Preserving the past for a better future

Since its beginning in 1799, the Octagon has symbolized power and national influence in Washington, DC. The Octagon was the private winter residence for the wealthiest plantation family in Virginia, who built in the newly-established capital to entertain national and international politicians. Tying it closer to our nation’s history, the building was designed by the first architect of the United States Capitol, William Thornton, and the building served for six months as the White House after the 1814 Burning of Washington.

Recognizing the national importance of this building, The American Institute of Architects (AIA) established The Octagon as its national headquarters in 1898. In the 1970s, the Octagon was first opened to the public as a museum.
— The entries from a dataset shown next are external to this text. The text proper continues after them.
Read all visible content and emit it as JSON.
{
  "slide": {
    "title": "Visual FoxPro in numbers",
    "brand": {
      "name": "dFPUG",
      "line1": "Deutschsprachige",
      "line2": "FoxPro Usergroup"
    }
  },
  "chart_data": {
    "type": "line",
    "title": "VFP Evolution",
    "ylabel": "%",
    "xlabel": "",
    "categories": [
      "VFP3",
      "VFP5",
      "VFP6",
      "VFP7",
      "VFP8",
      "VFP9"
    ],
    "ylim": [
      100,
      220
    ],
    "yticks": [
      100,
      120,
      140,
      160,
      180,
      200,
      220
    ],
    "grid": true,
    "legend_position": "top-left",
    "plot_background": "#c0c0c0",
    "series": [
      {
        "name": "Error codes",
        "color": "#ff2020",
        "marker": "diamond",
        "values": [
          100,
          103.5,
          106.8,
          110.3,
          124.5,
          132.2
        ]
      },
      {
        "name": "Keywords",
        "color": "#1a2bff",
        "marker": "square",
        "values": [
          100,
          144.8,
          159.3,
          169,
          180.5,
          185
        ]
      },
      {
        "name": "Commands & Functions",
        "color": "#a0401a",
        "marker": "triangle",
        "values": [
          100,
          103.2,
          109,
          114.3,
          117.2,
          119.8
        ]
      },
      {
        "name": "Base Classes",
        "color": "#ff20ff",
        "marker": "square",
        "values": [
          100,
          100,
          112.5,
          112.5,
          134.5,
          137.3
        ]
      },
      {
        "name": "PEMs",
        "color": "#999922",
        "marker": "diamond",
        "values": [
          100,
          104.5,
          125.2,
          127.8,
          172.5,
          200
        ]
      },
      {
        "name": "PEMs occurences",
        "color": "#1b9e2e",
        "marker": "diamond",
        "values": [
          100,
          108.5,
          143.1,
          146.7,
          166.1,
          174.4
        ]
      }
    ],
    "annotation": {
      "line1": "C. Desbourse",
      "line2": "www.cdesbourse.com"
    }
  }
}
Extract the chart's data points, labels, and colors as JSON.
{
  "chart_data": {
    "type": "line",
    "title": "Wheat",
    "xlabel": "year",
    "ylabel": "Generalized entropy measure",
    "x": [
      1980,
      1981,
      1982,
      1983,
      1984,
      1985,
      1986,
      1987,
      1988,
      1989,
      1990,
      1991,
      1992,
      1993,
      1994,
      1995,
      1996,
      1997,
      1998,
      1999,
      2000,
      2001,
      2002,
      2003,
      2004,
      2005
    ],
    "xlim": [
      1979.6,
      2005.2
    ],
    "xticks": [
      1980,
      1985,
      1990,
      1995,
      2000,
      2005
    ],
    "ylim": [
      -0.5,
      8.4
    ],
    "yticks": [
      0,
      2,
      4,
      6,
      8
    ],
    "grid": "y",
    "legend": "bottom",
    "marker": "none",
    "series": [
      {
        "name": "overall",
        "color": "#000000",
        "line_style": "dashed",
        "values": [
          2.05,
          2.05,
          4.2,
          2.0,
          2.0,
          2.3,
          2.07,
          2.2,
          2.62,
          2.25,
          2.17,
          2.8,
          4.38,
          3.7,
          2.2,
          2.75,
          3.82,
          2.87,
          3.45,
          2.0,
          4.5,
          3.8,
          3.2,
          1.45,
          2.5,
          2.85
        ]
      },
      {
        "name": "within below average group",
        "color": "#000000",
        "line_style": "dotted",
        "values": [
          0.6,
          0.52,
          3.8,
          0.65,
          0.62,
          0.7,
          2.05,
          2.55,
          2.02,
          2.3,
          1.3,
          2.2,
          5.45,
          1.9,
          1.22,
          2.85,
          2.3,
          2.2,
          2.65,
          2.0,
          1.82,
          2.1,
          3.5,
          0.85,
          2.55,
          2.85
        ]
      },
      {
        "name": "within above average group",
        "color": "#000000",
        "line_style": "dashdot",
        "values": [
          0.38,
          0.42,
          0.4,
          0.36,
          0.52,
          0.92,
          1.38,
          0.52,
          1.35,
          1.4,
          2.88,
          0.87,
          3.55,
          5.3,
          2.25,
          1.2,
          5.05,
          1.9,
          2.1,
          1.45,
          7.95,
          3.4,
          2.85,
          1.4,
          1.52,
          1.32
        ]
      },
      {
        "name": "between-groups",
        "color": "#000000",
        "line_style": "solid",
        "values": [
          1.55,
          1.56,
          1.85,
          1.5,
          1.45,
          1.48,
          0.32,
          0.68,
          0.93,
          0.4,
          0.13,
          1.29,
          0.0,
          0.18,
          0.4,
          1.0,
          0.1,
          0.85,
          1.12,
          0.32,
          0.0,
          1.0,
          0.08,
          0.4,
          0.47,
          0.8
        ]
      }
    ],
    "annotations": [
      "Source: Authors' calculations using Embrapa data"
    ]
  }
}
Today, we use this space of inspiration and influence to demonstrate the value architects and architecture bring to culture. In the 1970s AIA constructed its current headquarters on the site of the Octagon’s original outbuildings, and today AIA serves more than 94,000 members.

The Octagon has been renovated multiple times throughout its history using cutting-edge preservation technologies. The building has been restored to its appearance in the 1810s to allow visitors to discover how architecture can teach us about the people who created and used it. By telling the stories of all who lived and worked at the Octagon, from President James Madison to enslaved woman Winney Jackson, we help visitors discover the power of architecture to show us who we are, and who we want to be.